WP1 – Data Collection, Harmonization, and Interoperability
Main Purpose and Objectives
Work Package 1 (WP1) is a cornerstone of the SYNTHEMA project, aiming to advance personalized healthcare through AI and big data analytics. WP1 focuses on formulating a robust strategy for data collection, harmonization, and interoperability, with special emphasis on Sickle Cell Disease (SCD) and Acute Myeloid Leukemia (AML). The key objectives of WP1 include designing a comprehensive strategy for data collection, analyzing user requirements, developing a harmonized data and metadata model to ensure GDPR compliance, identifying appropriate ICT standards, and coordinating ethics management, data collection, and processing at clinical sites.
Focus on the SCD Use Case
Sickle Cell Disease (SCD) presents significant clinical challenges, which WP1 aims to address through AI. The primary goals are to develop personalized predictive models by integrating genomic, metabolomic, functional and clinical data; create AI models to predict risk scores and timing for various complications such as recurrent vaso-occlusive crisis, acute chest syndrome, cerebral silent infarcts, stroke, renal disease, and hepatic failure; and develop AI algorithms for imaging diagnosis, focusing on cerebral silent infarcts using MRI. To support these aims, WP1 plans to share synthetic or anonymized datasets, utilize a central data management node (UPM), employ SDG to augment patient populations, and impute missing variables in clinical and genetic data.
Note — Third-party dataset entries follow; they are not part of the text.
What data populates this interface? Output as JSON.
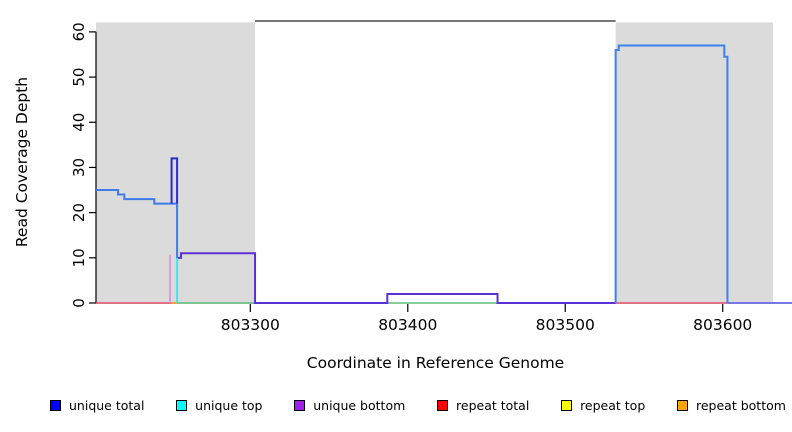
{
  "x_axis": {
    "label": "Coordinate in Reference Genome",
    "ticks": [
      803300,
      803400,
      803500,
      803600
    ]
  },
  "y_axis": {
    "label": "Read Coverage Depth",
    "ticks": [
      0,
      10,
      20,
      30,
      40,
      50,
      60
    ]
  },
  "legend": {
    "items": [
      {
        "label": "unique total",
        "color": "#0000FF"
      },
      {
        "label": "unique top",
        "color": "#00FFFF"
      },
      {
        "label": "unique bottom",
        "color": "#A020F0"
      },
      {
        "label": "repeat total",
        "color": "#FF0000"
      },
      {
        "label": "repeat top",
        "color": "#FFFF00"
      },
      {
        "label": "repeat bottom",
        "color": "#FFA500"
      }
    ]
  },
  "chart_data": {
    "type": "line",
    "title": "",
    "xlabel": "Coordinate in Reference Genome",
    "ylabel": "Read Coverage Depth",
    "xlim": [
      803202,
      803644
    ],
    "ylim": [
      0,
      62.1
    ],
    "grid": false,
    "legend_position": "bottom",
    "shaded_regions": [
      {
        "x0": 803202,
        "x1": 803303,
        "color": "#DBDBDB"
      },
      {
        "x0": 803532,
        "x1": 803632,
        "color": "#DBDBDB"
      }
    ],
    "box_top_color": "#4A4A4A",
    "series": [
      {
        "name": "baseline-green",
        "color": "#5FBE7A",
        "width": 1.5,
        "points": [
          [
            803253.5,
            0
          ],
          [
            803457,
            0
          ]
        ]
      },
      {
        "name": "repeat-total-baseline-left",
        "color": "#E34F6B",
        "width": 1.5,
        "points": [
          [
            803202,
            0
          ],
          [
            803250,
            0
          ]
        ]
      },
      {
        "name": "repeat-total-baseline-right",
        "color": "#E34F6B",
        "width": 1.5,
        "points": [
          [
            803532,
            0
          ],
          [
            803603,
            0
          ]
        ]
      },
      {
        "name": "repeat-bottom-segment",
        "color": "#FF9D2E",
        "width": 2,
        "points": [
          [
            803250,
            0
          ],
          [
            803253.5,
            0
          ]
        ]
      },
      {
        "name": "unique-bottom-rise-pink",
        "color": "#D98BD9",
        "width": 1.5,
        "points": [
          [
            803249,
            0
          ],
          [
            803249,
            10.7
          ]
        ]
      },
      {
        "name": "unique-bottom",
        "color": "#5A31D6",
        "width": 2,
        "points": [
          [
            803253.5,
            10
          ],
          [
            803256,
            10
          ],
          [
            803256,
            11
          ],
          [
            803303,
            11
          ],
          [
            803303,
            0
          ],
          [
            803387,
            0
          ],
          [
            803387,
            2
          ],
          [
            803457,
            2
          ],
          [
            803457,
            0
          ],
          [
            803532,
            0
          ]
        ]
      },
      {
        "name": "baseline-periwinkle",
        "color": "#7678E8",
        "width": 2,
        "points": [
          [
            803603,
            0
          ],
          [
            803644,
            0
          ]
        ]
      },
      {
        "name": "unique-top-drop",
        "color": "#3DE8E8",
        "width": 2,
        "points": [
          [
            803253.5,
            10
          ],
          [
            803253.5,
            0
          ]
        ]
      },
      {
        "name": "unique-total-left",
        "color": "#3E7BE8",
        "width": 2,
        "points": [
          [
            803202,
            25
          ],
          [
            803216,
            25
          ],
          [
            803216,
            24
          ],
          [
            803220,
            24
          ],
          [
            803220,
            23
          ],
          [
            803239,
            23
          ],
          [
            803239,
            22
          ],
          [
            803253.5,
            22
          ],
          [
            803253.5,
            10
          ]
        ]
      },
      {
        "name": "unique-total-spike",
        "color": "#2A2ACD",
        "width": 2,
        "points": [
          [
            803250,
            22
          ],
          [
            803250,
            32
          ],
          [
            803253.5,
            32
          ],
          [
            803253.5,
            22
          ]
        ]
      },
      {
        "name": "unique-total-right-peak",
        "color": "#3E82F0",
        "width": 2,
        "points": [
          [
            803532,
            0
          ],
          [
            803532,
            56
          ],
          [
            803534,
            56
          ],
          [
            803534,
            57
          ],
          [
            803601,
            57
          ],
          [
            803601,
            54.5
          ],
          [
            803603,
            54.5
          ],
          [
            803603,
            0
          ]
        ]
      }
    ]
  }
}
The data collection strategy for SCD involves retrieving clinical and research data from clinical partners such as VHIR, UMCU, UNIPD, APHP, Hospital Da Luz, and Charité. The clinical data set has been defined based on the minimum dataset developed by the RADeep, the Rare Anemia Disorders European Epidemiological Platform. Expansion of the clinical dataset to meet the objectives of Synthema has been performed to ensure high data quality and serve as a European SCD registry for both retrospective and prospective data, in line with the ENROL, the central registry of the ERN-EuroBloodNet.
Focus on the AML Use Case
In the context of Acute Myeloid Leukemia (AML), WP1 aims to leverage SDG to enhance data availability and quality. The main objectives include sharing AML synthetic and anonymized datasets while ensuring GDPR compliance, using SDG to increase patient numbers in specific subtypes, balancing classes within datasets through controlled synthetic data generation, and performing data imputation based on statistical distributions. This approach aims to enhance AI-based scores for predicting survival and treatment responses. A target dataset includes 2,500 AML patients, with clinical, omics, and imaging data being collected from both public and clinical partner sources.
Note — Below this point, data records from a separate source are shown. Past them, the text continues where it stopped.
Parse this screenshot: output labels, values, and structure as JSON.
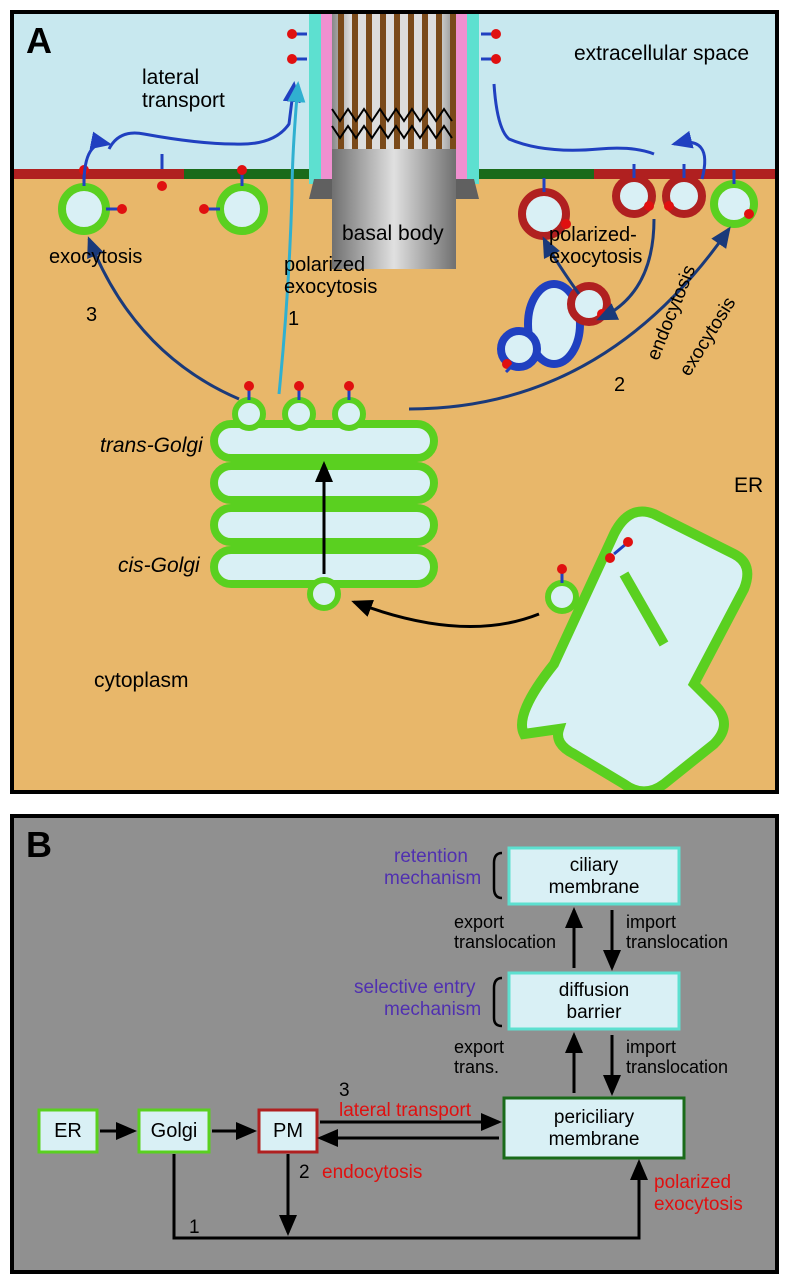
{
  "panelA": {
    "letter": "A",
    "colors": {
      "extracellular": "#c8e8ef",
      "cytoplasm": "#e8b76a",
      "plasma_membrane": "#b02020",
      "periciliary_membrane": "#1a6b1a",
      "ciliary_membrane": "#5de0d0",
      "ciliary_sheath": "#f090d0",
      "green_membrane": "#5ad020",
      "vesicle_fill": "#d9f0f5",
      "endosome_blue": "#2040c0",
      "basal_body_gray": "#b0b0b0",
      "basal_body_dark": "#808080",
      "doublet_inner": "#7a4a1a",
      "protein_red": "#e01010"
    },
    "labels": {
      "extracellular": "extracellular space",
      "lateral": "lateral transport",
      "basal": "basal body",
      "polarized_exo_left": "polarized exocytosis",
      "polarized_exo_right": "polarized-exocytosis",
      "exocytosis": "exocytosis",
      "endocytosis": "endocytosis",
      "exocytosis2": "exocytosis",
      "trans_golgi": "trans-Golgi",
      "cis_golgi": "cis-Golgi",
      "cytoplasm": "cytoplasm",
      "er": "ER",
      "num1": "1",
      "num2": "2",
      "num3": "3"
    }
  },
  "panelB": {
    "letter": "B",
    "background": "#909090",
    "boxes": {
      "er": {
        "label": "ER",
        "stroke": "#5ad020"
      },
      "golgi": {
        "label": "Golgi",
        "stroke": "#5ad020"
      },
      "pm": {
        "label": "PM",
        "stroke": "#b02020"
      },
      "periciliary": {
        "label": "periciliary membrane",
        "stroke": "#1a6b1a"
      },
      "diffusion": {
        "label": "diffusion barrier",
        "stroke": "#5de0d0"
      },
      "ciliary": {
        "label": "ciliary membrane",
        "stroke": "#5de0d0"
      }
    },
    "labels": {
      "retention": "retention mechanism",
      "selective": "selective entry mechanism",
      "export_trans1": "export translocation",
      "import_trans1": "import translocation",
      "export_trans2": "export trans.",
      "import_trans2": "import translocation",
      "lateral": "lateral transport",
      "endocytosis": "endocytosis",
      "polarized": "polarized exocytosis",
      "num1": "1",
      "num2": "2",
      "num3": "3"
    },
    "colors": {
      "purple": "#5030b0",
      "red": "#e01010",
      "black": "#000000"
    }
  }
}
The data collection strategy for AML involves utilizing a public dataset comprising clinical, genomic, and treatment data, as well as retrieving AML data from clinical partners such as ICH, VHIR, UMCU, UNIPD, Hospital Da Luz, and Charité. Initial steps have included defining a minimum dataset, ensuring image availability, and implementing the dataset as a speficic disease registry under the ENROL platform to create a dedicated eCRF. This process aims to ensure high data quality and serve as a European AML registry for both retrospective and prospective data, in collaboration with the ERN-EuroBloodNet.
To ensure data harmonization across SCD and AML use cases, WP1 is developing a unified data and metadata model. This model is based on data standards (FHIR, OMOP), taxonomies (HL7 v3, CEN 13606, CDISC, ICD), and electronic clinical report forms (eCRF). Adhering to FAIR principles, the project aims to make data findable, accessible, interoperable, and reusable.
Data Transformation Plan
WP1 is also formulating a data transformation plan to convert collected data into formats suitable for AI algorithms, leveraging the GYDRA data preparation tool (MIDAS). The plan includes implementing ETL code for automatic mapping of new datasets, once the underlying logic is defined.
Planning and Action Items (Months 19-24)
SCD Use Case
- Finalizing data quality analysis of existing datasets.
- Continuing the mapping of the CRF.
- Developing and initiating the RedCap solution for data collection in Germany and Portugal.
AML Use Case
- Finalizing the dedicated eCRF to ensure high data quality.
- Establishing the European AML registry in collaboration with ENROL and the ERN-EuroBloodNet.
- Collaborating with DATAWIZARD for OMOP data mapping.
Conclusion
WP1 is making significant progress in collecting and harmonizing high-quality data for both SCD and AML use cases. By developing robust strategies and utilizing innovative AI applications, WP1 aims to revolutionize personalized healthcare. The project’s focus on creating and sharing synthetic and anonymized datasets, adhering to GDPR and ethical standards, and leveraging advanced data processing tools underscores its commitment to enhancing clinical outcomes through precise and personalized treatment approaches.